Danske CEO Says Bank Is ‘Reconsidering’ How to Deal With Bonuses

(Bloomberg) -- As Danske Bank A/S deals with the fallout of its money laundering scandal, management says it will need to take another look at how to handle bonuses.

Interim Chief Executive Officer Jesper Nielsen says that in light of the allegations, “Of course we are reconsidering exactly how to pay out bonuses.”

Danske CEO Says Bank Is ‘Reconsidering’ How to Deal With Bonuses

“I think, though, that there is another thing we need to think about and that is we have a lot of people working very hard to minimize the damage,” he said in a phone interview on Thursday.
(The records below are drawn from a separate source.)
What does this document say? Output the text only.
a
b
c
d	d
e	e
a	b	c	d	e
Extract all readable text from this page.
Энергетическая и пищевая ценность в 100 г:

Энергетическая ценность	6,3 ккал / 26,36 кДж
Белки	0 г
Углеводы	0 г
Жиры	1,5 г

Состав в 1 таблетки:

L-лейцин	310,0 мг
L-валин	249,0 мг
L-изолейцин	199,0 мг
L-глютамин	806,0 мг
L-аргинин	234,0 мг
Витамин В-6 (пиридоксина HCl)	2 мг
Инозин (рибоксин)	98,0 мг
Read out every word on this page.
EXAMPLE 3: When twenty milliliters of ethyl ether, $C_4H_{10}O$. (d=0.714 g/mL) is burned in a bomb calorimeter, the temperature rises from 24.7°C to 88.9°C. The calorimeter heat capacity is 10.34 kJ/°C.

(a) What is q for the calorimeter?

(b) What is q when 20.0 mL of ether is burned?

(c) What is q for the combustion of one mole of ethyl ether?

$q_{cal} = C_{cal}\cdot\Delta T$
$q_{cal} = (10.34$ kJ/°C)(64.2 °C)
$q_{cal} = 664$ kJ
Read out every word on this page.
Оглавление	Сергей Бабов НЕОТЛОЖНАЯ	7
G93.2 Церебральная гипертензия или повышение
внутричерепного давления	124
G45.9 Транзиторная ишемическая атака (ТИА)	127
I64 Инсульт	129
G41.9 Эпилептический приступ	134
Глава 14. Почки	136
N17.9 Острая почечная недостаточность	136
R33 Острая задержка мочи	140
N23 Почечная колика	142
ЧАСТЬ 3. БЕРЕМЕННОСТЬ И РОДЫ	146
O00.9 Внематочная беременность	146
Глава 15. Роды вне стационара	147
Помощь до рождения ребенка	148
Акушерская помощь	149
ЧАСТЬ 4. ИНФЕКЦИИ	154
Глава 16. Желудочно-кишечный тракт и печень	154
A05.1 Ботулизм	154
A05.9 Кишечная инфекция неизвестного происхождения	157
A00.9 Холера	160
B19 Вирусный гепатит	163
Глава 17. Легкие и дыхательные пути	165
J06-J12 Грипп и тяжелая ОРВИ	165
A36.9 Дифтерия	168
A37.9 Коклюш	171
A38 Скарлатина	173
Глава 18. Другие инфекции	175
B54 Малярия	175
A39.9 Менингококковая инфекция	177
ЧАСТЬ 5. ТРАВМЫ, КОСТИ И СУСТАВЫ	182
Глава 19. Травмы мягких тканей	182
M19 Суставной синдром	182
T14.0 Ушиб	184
“So we’ll take the results and the efforts into consideration when we look at bonuses,” Nielsen said. “So that will be a combination of factors determining that.”

The comments come after Danske provided investors with an update on its efforts to work through its history of suspicious transactions. The bank said in September that much of about $230 billion that flowed through an Estonian unit between 2007 and 2015 may have been illicit in origin. Criminal investigations are under way in the U.S., Denmark and Estonia and several employees have been reported to the police.

Danske removed Thomas Borgen as CEO last month, though he’s set to continue drawing his pay for 12 months. In 2017, Borgen made 15.4 million kroner, or $2.35 million, roughly a quarter of which was in the form of variable pay. Nielsen didn’t comment on Borgen, but said in general that measures such as clawbacks of bonuses are “an option that we are examining towards different individuals.”

A number of senior employees have left Danske in connection with the Estonian scandal. According to the bank’s third-quarter results, it spent 53 percent more on severance packages in the first nine months of 2018 than it did over the same period in 2017.